John wants to become a Minecraft developer. He has a MacMini, and it's laggy. So he needs to look at getting a windows based machine for a server. Leo uses a Linux Box running Debian. Leo says you may not have to use another computer. Leo says to look in the settings and see if you can optimize it. You may have to run it from the command line, but it should be plenty powerful and fast to run Minecraft. Check out your memory switches in the start command. Under the command line, you start it with -x ms. There are two different memory settings running SPIGOT.
Brian recently bought a MacBook Air. He wants to know if he can repurpose his old Mac as a server to run Plex. Leo says that Brian's old dual-core iMac isn't super fast, but you can run Plex on an Atom processor, so it'll work on that iMac, but it may struggle with 4K. In that case, getting a dedicated NAS, like Synology, would be a better option. You'd also have a lot more storage space. It'll also sit and a closet out of the way. You'll also have to fit drives into it. So that'll be an extra cost.
When sending private information online, it is best to avoid doing so through email as the email servers between your email provider and the other person's are not that secure. However if you need to send private information via email, Leo recommends zipping your file content and sending them the password to access the zipped content through another means such as phone via text message.
Other services that you can use to send such highly confidential information are FireFox Send or ShareFile!
If you're going to use antivirus software, you may want to choose something other than Kaspersky. While Leo believes Eugene Kaspersky, the CEO of Kaspersky Lab, is a great person, his company is Russian and may be prone to manipulation or seizure by the Russian government/military. In any case, Leo simply recommends excellent alternatives with less baggage. While we don't know for sure what goes on with companies like Kaspersky or Huawei, it's best to err on the side of caution.

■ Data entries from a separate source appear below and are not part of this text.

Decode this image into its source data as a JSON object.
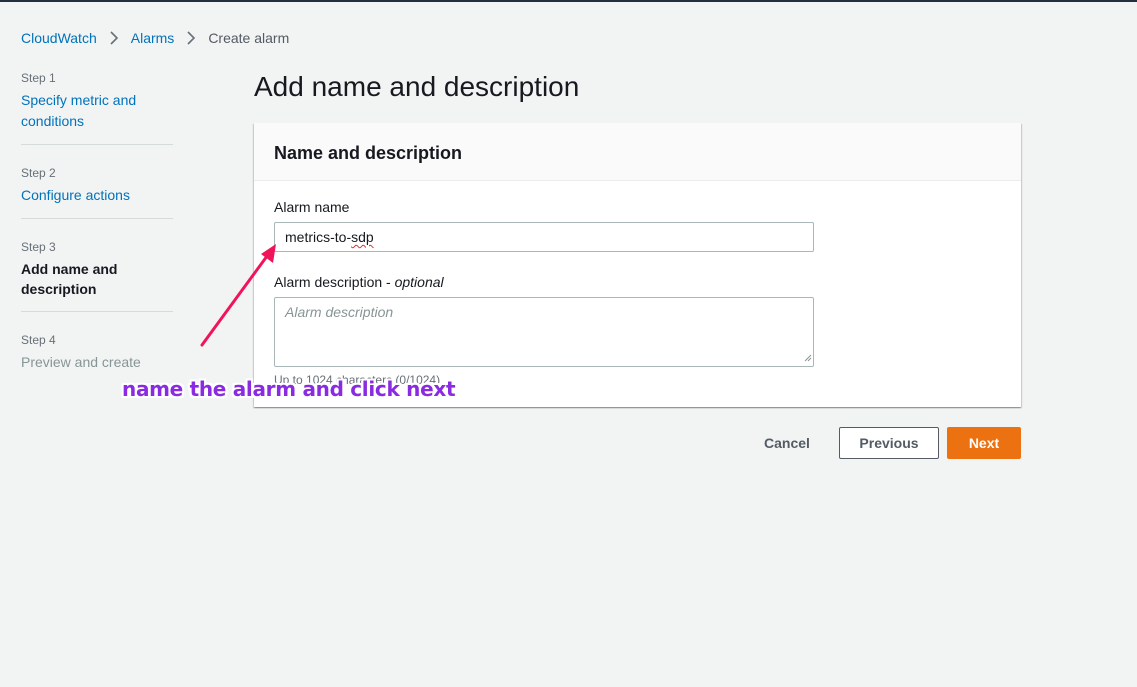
{
  "breadcrumb": {
    "items": [
      {
        "label": "CloudWatch"
      },
      {
        "label": "Alarms"
      },
      {
        "label": "Create alarm"
      }
    ]
  },
  "steps": [
    {
      "number": "Step 1",
      "title": "Specify metric and conditions",
      "state": "completed"
    },
    {
      "number": "Step 2",
      "title": "Configure actions",
      "state": "completed"
    },
    {
      "number": "Step 3",
      "title": "Add name and description",
      "state": "active"
    },
    {
      "number": "Step 4",
      "title": "Preview and create",
      "state": "disabled"
    }
  ],
  "page": {
    "title": "Add name and description"
  },
  "panel": {
    "header": "Name and description",
    "alarm_name_label": "Alarm name",
    "alarm_name_value": "metrics-to-sdp",
    "alarm_name_value_prefix": "metrics-to-",
    "alarm_name_value_misspelled": "sdp",
    "alarm_description_label": "Alarm description - ",
    "alarm_description_optional": "optional",
    "alarm_description_placeholder": "Alarm description",
    "constraint_text": "Up to 1024 characters (0/1024)"
  },
  "actions": {
    "cancel": "Cancel",
    "previous": "Previous",
    "next": "Next"
  },
  "annotation": {
    "text": "name the alarm and click next",
    "color": "#8a2be2",
    "arrow_color": "#f0145a"
  },
  "colors": {
    "link": "#0073bb",
    "primary_button": "#ec7211",
    "background": "#f2f3f3"
  }
}
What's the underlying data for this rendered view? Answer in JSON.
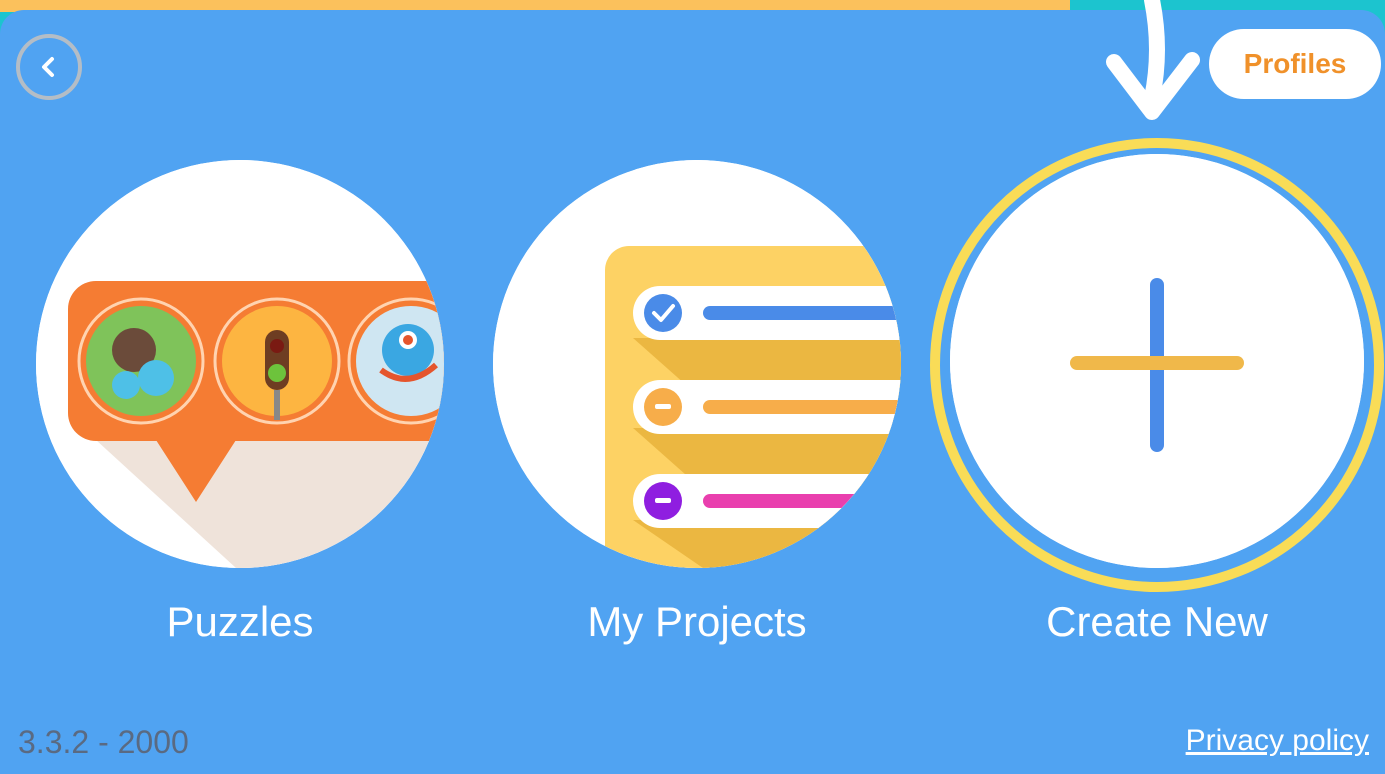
{
  "header": {
    "back_icon": "chevron-left-icon",
    "profiles_label": "Profiles",
    "arrow_icon": "down-arrow-icon"
  },
  "tiles": [
    {
      "label": "Puzzles",
      "icon": "puzzles-illustration"
    },
    {
      "label": "My Projects",
      "icon": "projects-list-illustration"
    },
    {
      "label": "Create New",
      "icon": "plus-icon"
    }
  ],
  "footer": {
    "version": "3.3.2 - 2000",
    "privacy_label": "Privacy policy"
  },
  "colors": {
    "background": "#50a3f2",
    "frame": "#1cc4cf",
    "accent_orange": "#f0912a",
    "highlight_yellow": "#f9dc57"
  }
}
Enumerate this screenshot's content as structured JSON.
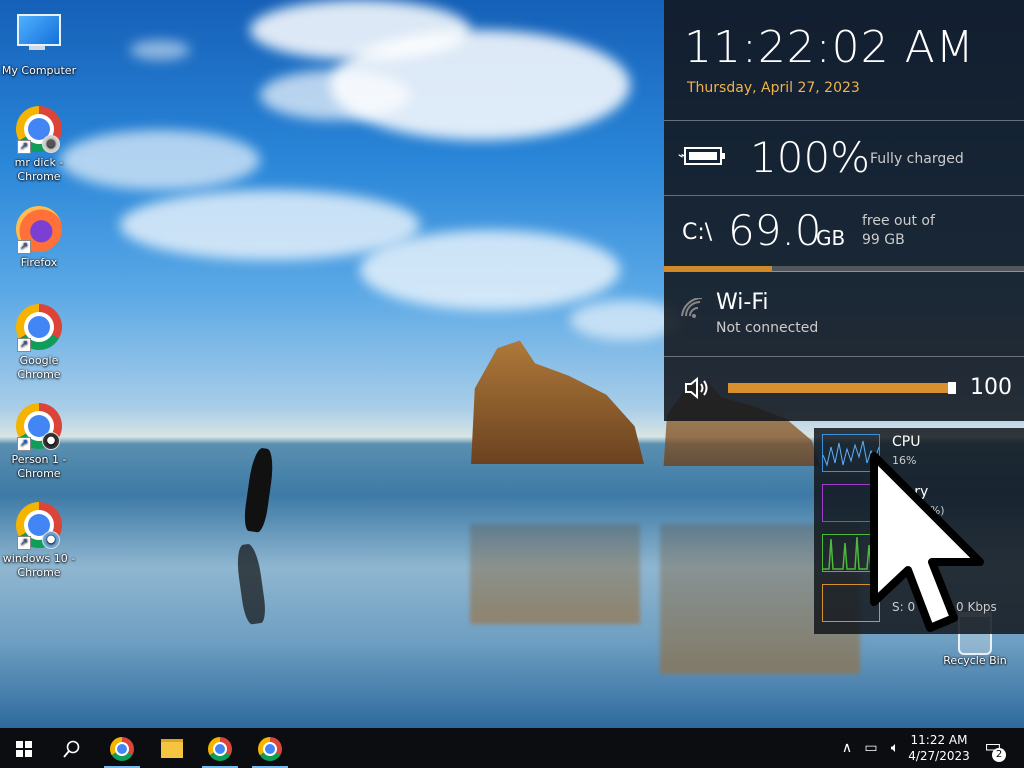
{
  "desktop": {
    "icons": [
      {
        "label": "My Computer",
        "icon": "monitor-icon"
      },
      {
        "label": "mr dick - Chrome",
        "icon": "chrome-icon"
      },
      {
        "label": "Firefox",
        "icon": "firefox-icon"
      },
      {
        "label": "Google Chrome",
        "icon": "chrome-icon"
      },
      {
        "label": "Person 1 - Chrome",
        "icon": "chrome-icon"
      },
      {
        "label": "windows 10 - Chrome",
        "icon": "chrome-icon"
      },
      {
        "label": "Recycle Bin",
        "icon": "recycle-bin-icon"
      }
    ]
  },
  "widget": {
    "time": "11:22:02 AM",
    "date": "Thursday, April 27, 2023",
    "battery": {
      "percent_text": "100%",
      "status": "Fully charged",
      "level": 1.0
    },
    "disk": {
      "label": "C:\\",
      "free": "69.0",
      "unit": "GB",
      "text_line1": "free out of",
      "text_line2": "99 GB",
      "used_fraction": 0.3
    },
    "wifi": {
      "name": "Wi-Fi",
      "status": "Not connected",
      "icon": "wifi-icon"
    },
    "volume": {
      "value": "100",
      "level": 1.0,
      "icon": "speaker-icon"
    }
  },
  "perf": {
    "cpu": {
      "label": "CPU",
      "value": "16%"
    },
    "memory": {
      "label": "mory",
      "value": "GB (60%)"
    },
    "network": {
      "value": "S: 0",
      "value_right": "0 Kbps"
    }
  },
  "colors": {
    "accent_orange": "#d8902e",
    "date_color": "#f0b34a",
    "cpu_color": "#3a8fd8",
    "memory_color": "#a03cc8",
    "disk_color": "#4cbb3a",
    "net_color": "#d8902e"
  },
  "taskbar": {
    "start_icon": "windows-logo-icon",
    "search_icon": "search-icon",
    "apps": [
      "chrome-icon",
      "file-explorer-icon",
      "chrome-icon",
      "chrome-icon"
    ],
    "tray_icons": [
      "chevron-up-icon",
      "network-icon",
      "speaker-icon"
    ],
    "clock_time": "11:22 AM",
    "clock_date": "4/27/2023",
    "notification_count": "2"
  }
}
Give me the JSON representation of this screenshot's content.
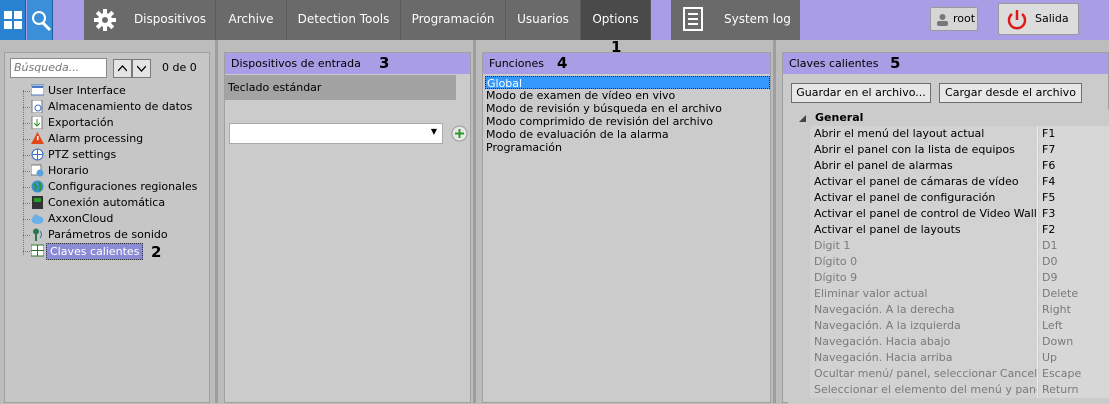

Neil bought a Helm email server on Leo's advice. He also bought a domain through Hover to use with it. This is a home email service, and the idea is that you put your email on a server that runs in your own house instead of trusting a service like Google to handle it. Neil is wondering how to back the device up. Leo says one of the things he gets for $99 per year is that Helm backs it up over the internet. What's cool is that the contents of the email on the local server is encrypted with a key that only Neil has access to. Helm even provides a secure USB key to decrypt the backups.
Bob wants to know what he can do with an older MacBook Pro that can no longer be updated. Leo says he could possibly use Linux on it, but only a few installs will work with Mac hardware. Kubuntu and Xubuntu are examples. He could also continue to run it as is and just use it as something else, like a file server, or he could donate it.
Edwee wants to create a server using Raspberry Pi. Leo says that the Raspberry Pi is very cheap at $35, but it can do a lot of great things. It uses Raspian OS, which is like Linux. There are some network attached storage operating systems that the Raspberry Pi can run, including NextCloud and OwnCloud.
Vic uses vSpace servers to monitor activity on his VPN networks for his medical company. How can he see that activity online? Adding the HIPPA compliant information that Vic needs is also a challenge. Leo recommends calling NComputing, the makers of vSpace and getting them on the issue.
Greg wants to know how fast his website should load. Leo says that studies show that if the website doesn't load within 5 seconds, people assume it's busted and move on. Often the delay is due to being on a shared server to save money. If the company puts too many sites on a server, and they likely will, or if one site takes up most of the bandwidth, then the rest suffer. The site itself could also be the problem.